Power Play Ausgabe 5/1995: Statistik.

Meine letzte Power Play! Mit der Ausgabe 5/1995 endet meine persönliche Geschichte mit ihr. Ich kaufte sie nochmal, da „Z“ von den Bitmap Brothers das Titelthema war.

Power Play 5/1995 – die Statistik
Statistik der Power Play, Ausgabe 5/1995

Statistik der Power Play, Ausgabe 5/1995

Selbst die Redaktion gibt es zu: In der letzten Ausgabe hatten sie nur ein Notprogramm und kratzten alle Spielereserven zusammen, um überhaupt ein Heft füllen zu können. Doch in dieser Ausgabe sind es wieder mehr Spiele.

In der Tat, es sind doppelt so viele Spiele wie in der letzten Ausgabe, nämlich in Summe 25 Spiele, und für die nimmt man sich auch 32 Seiten Platz. Aber dennoch scheinen die Zeiten mit 50 oder sogar mehr Spielen vorbei zu sein. In Ausgabe 3/1993, also vor zwei Jahren, waren es 68 Tests, und seitdem gab es nur noch ganze 6 Ausgaben, in denen es mindestens 30 Tests gab.

Aber wer damals selbst mit dabei war, kann sich natürlich auch an den Grund erinnern: Die „kleinen“ Spiele wurden immer weniger, und die großen Firmen steckten immer mehr Geld und somit auch Entwicklungszeit in die „großen“ Spiele. Und da war die logische Konsequenz, dass es immer weniger Spiele pro Monat gab.

Und so sah es aus: MS-DOS (22Tests), Windows (3).

Und was gab es sonst noch?
Statistik der Power Play, Ausgabe 5/1995

Statistik der Power Play, Ausgabe 5/1995

Michael Hengst ist immer noch mit dabei, obwohl bereits in der Ausgabe 4/1995 sein Abschied bekannt gegeben wurde. Man gespannt, ob er in der nächsten Ausgabe immer noch geführt wird.

Die „USK“, die „Unterhaltungssoftware Selbstkontrolle“, die seit einiger Zeit alle Spiele mit empfohlenen Altersangaben versieht, stellt sich in dieser Ausgabe einem Interview.

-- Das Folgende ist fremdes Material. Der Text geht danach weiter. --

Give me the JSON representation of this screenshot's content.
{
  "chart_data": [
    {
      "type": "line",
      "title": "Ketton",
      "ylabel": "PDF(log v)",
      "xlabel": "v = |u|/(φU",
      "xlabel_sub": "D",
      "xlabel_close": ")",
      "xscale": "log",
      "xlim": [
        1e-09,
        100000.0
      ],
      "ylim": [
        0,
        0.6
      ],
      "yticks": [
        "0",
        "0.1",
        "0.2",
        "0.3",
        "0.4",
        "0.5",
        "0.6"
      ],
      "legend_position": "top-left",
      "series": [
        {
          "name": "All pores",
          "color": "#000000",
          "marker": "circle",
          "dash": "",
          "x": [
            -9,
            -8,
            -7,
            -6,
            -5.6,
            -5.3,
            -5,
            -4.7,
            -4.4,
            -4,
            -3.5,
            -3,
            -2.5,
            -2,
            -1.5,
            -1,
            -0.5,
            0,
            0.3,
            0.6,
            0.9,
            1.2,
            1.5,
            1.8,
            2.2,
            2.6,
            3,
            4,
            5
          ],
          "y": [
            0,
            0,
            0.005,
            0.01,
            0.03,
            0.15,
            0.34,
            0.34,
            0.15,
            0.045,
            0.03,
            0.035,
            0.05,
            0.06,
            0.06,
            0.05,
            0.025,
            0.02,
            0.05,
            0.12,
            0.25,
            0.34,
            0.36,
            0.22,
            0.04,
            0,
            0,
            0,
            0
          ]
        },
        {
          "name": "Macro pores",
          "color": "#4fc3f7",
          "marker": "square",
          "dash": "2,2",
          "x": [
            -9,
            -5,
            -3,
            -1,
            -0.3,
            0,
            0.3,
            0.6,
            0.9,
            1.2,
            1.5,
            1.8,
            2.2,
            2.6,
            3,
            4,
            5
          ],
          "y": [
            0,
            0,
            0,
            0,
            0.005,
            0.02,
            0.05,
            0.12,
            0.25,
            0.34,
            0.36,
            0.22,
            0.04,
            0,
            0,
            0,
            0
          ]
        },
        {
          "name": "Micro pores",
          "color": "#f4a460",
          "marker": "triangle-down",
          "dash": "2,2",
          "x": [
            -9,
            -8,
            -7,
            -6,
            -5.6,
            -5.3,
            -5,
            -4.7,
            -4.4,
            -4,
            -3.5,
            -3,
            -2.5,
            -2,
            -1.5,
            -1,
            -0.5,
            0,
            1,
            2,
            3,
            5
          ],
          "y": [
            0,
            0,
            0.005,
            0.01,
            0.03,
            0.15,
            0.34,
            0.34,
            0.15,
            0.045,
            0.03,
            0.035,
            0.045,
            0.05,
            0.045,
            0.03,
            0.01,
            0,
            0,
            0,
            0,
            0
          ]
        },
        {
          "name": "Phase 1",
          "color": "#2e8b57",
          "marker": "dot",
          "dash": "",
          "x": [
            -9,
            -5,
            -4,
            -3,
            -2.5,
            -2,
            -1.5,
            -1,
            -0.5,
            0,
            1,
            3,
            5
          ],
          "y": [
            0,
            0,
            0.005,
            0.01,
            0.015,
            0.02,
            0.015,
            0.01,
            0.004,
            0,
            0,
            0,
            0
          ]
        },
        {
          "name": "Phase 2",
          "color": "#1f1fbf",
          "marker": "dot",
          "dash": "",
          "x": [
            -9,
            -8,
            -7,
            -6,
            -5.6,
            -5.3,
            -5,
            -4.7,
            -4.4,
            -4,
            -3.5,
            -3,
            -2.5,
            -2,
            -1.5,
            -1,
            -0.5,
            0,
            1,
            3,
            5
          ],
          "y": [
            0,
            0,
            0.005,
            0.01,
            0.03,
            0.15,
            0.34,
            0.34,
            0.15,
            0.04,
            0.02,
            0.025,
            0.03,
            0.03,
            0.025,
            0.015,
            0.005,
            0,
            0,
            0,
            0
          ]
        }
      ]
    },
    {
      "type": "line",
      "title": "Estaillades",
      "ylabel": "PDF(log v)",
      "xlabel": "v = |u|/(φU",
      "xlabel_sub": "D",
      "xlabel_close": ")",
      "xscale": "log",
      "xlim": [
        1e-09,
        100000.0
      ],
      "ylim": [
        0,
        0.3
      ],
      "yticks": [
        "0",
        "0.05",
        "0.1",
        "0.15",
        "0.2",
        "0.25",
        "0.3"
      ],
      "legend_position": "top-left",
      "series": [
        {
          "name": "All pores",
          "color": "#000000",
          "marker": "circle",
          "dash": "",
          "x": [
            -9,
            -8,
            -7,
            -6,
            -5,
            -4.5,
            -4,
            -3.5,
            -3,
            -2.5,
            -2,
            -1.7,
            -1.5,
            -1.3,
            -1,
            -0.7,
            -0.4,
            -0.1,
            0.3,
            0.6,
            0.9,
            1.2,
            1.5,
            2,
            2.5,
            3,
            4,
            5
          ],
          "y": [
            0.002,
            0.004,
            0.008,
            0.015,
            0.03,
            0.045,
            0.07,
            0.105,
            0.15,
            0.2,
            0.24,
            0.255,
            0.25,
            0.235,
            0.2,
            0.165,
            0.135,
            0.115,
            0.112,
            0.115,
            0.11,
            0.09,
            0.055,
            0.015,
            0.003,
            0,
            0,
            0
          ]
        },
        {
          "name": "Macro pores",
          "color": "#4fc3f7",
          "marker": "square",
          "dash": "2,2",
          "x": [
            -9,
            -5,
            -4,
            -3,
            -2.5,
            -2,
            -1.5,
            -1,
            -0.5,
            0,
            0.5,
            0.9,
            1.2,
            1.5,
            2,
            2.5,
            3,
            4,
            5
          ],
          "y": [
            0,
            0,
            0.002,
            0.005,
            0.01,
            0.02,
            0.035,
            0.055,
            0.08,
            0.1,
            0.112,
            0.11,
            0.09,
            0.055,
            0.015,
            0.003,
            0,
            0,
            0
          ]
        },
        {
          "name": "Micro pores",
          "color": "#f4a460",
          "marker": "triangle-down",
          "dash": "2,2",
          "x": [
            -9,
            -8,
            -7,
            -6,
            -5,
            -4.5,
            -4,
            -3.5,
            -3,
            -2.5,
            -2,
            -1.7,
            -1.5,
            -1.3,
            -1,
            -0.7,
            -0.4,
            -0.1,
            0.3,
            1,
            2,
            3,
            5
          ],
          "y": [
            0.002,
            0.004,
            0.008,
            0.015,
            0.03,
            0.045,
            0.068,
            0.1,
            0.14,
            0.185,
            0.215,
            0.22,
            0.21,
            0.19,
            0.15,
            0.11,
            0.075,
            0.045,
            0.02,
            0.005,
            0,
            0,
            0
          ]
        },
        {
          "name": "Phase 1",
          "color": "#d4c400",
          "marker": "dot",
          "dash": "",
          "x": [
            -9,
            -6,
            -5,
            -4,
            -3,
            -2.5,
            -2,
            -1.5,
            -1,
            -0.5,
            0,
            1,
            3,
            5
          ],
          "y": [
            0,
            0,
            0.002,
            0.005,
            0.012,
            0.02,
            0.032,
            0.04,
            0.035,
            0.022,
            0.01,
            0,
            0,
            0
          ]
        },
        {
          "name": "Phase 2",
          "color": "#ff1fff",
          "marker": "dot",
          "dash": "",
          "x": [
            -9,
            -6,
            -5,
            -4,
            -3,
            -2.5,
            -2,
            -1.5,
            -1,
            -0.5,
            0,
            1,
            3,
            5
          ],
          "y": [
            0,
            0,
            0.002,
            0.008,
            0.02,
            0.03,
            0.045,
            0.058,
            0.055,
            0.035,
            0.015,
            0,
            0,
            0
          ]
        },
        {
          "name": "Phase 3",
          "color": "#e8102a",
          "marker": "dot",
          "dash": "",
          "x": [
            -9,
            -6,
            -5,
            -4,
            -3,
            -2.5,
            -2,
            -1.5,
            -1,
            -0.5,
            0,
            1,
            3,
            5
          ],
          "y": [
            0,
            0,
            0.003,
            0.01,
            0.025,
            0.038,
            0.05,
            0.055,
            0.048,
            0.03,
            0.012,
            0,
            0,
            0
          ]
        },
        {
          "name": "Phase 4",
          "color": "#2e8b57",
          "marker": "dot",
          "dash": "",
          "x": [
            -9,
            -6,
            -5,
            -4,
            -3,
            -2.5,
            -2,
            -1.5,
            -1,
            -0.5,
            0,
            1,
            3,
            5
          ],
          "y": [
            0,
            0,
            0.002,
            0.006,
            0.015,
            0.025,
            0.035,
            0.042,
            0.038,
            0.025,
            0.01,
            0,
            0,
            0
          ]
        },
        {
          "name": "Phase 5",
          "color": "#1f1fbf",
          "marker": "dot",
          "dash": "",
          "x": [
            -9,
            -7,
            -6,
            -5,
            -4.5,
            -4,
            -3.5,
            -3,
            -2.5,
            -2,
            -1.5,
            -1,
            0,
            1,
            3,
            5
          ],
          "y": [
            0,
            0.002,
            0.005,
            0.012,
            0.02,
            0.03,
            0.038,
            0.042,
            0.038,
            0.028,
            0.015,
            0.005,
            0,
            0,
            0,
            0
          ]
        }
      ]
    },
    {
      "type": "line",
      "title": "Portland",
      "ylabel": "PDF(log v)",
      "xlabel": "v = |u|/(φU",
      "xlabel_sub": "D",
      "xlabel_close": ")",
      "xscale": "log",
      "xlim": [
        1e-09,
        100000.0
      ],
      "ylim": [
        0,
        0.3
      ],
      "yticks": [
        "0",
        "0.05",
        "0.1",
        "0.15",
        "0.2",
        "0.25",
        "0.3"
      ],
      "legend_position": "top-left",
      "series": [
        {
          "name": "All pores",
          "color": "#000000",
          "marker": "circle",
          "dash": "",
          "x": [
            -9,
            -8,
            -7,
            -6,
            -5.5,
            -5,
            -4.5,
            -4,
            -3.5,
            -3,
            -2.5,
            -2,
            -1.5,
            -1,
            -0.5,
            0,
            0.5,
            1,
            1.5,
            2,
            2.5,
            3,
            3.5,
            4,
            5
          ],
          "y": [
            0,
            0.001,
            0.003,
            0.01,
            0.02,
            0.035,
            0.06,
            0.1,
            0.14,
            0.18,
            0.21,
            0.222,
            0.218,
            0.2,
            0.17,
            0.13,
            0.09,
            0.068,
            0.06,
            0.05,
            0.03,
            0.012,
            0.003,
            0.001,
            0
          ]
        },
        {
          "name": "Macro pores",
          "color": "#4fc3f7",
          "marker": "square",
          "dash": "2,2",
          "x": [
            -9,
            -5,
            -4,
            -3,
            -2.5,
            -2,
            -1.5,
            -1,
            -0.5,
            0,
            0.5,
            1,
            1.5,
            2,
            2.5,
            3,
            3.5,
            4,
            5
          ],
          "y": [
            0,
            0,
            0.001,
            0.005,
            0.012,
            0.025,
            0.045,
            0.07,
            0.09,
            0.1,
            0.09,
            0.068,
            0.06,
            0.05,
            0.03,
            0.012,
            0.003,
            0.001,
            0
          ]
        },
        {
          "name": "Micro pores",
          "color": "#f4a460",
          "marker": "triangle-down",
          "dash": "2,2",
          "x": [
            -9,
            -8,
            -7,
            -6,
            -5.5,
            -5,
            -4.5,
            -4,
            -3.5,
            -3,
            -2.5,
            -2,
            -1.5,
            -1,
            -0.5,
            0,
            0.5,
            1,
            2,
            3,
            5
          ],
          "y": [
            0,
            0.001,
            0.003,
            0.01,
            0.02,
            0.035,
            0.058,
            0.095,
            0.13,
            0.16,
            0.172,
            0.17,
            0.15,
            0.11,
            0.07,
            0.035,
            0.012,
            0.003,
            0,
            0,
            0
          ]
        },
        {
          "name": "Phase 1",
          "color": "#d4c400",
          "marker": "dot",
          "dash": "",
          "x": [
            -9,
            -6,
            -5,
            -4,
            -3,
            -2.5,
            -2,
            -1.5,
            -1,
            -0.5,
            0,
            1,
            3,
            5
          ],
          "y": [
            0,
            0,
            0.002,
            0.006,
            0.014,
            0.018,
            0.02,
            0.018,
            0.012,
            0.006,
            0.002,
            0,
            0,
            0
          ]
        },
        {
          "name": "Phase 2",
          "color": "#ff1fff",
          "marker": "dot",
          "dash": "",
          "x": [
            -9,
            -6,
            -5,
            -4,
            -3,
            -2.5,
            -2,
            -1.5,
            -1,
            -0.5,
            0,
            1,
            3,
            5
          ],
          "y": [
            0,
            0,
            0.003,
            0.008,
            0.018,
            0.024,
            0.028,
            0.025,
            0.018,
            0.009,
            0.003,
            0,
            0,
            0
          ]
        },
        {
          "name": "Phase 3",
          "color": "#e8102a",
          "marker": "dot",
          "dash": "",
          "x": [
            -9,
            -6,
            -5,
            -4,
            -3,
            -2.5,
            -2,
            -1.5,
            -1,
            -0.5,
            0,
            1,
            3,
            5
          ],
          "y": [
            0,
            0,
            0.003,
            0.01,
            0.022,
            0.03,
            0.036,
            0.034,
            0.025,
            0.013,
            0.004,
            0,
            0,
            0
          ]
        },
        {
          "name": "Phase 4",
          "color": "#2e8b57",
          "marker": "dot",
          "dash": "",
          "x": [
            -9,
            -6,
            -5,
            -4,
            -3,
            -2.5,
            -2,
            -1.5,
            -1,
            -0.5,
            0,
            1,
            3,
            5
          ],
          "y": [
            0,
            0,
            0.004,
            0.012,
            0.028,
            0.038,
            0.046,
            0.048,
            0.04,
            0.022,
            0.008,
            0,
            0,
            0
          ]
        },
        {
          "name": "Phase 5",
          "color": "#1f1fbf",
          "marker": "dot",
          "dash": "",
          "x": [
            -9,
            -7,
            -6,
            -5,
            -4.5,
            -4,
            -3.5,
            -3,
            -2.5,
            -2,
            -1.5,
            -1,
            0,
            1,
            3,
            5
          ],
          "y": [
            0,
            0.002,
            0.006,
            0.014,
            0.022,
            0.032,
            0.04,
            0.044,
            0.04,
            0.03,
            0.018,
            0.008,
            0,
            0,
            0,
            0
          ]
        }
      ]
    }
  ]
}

Es gab auch einen Bericht von der CeBit 1995, in dem einige PC-Trends vorgestellt wurden. Diese konzentrierten sich auf nicht weiter überraschende Steckkarten, die die Multimedia-Fähigkeiten der Rechner verbesserten, also: Grafikkarten, Videokarten, Soundkarten und Spezial-Lösungen für MPEG.

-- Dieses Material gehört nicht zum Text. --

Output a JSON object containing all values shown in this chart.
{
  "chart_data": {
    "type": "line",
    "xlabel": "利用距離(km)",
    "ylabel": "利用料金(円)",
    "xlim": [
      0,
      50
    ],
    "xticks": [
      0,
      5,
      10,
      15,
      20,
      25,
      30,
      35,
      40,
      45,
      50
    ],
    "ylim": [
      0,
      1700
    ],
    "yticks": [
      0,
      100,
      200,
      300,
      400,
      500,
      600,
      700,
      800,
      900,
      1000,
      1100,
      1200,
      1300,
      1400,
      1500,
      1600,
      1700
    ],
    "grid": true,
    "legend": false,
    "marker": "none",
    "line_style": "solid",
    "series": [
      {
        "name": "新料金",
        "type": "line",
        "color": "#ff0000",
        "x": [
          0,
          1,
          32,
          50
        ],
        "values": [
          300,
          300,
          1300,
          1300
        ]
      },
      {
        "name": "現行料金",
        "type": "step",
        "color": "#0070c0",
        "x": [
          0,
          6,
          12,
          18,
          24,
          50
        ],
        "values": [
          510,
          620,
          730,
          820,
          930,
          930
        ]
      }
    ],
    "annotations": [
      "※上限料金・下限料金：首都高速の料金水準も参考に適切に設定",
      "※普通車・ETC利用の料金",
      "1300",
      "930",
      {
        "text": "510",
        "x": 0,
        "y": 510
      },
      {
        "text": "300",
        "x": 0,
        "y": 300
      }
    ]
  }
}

Man sollte noch einmal einen Blick auf die letzten 12 Monate werfen und auf die noch vor einem Jahr vorhandene Vielfalt der Testsysteme. Obwohl es auch damals schon nicht mehr die ganz große Vielfalt der Jahre 1992 und 1993 gab, wird es in den nächsten Monaten ganz deutlich werden, wie sich die Zeiten geändert haben, denn dann fallen weitere 5 (!) Systeme aus der 12-Monats-Sicht.

Meine letzte Power Play!

Diese Ausgabe markiert zugleich auch das Ende meiner Power Play Zeit. Zu dieser Zeit besaß ich noch immer keinen PC (das geschah kurz nach Launch von Windows 95), sondern u.a. einen Amiga 1200, und für dieses System gab es, wie man sehen kann, ab Sommer 1994 nur noch Alibi-Tests. Und ab Ausgabe 11/1994 sogar überhaupt keine Amiga-Tests mehr.

Bis zur Ausgabe 10/1994 kaufte ich wirklich jede einzelne Ausgabe, und danach nur noch Ausgabe 1/1995 und 5/1995. Von 86 Ausgaben besaß ich also 81. Und die meisten davon habe ich heute noch in Kisten gelagert. Insbesondere von den ganz frühen Ausgaben möchte ich mich auf keinen Fall trennen, denn sie sind Teil meiner Jugend.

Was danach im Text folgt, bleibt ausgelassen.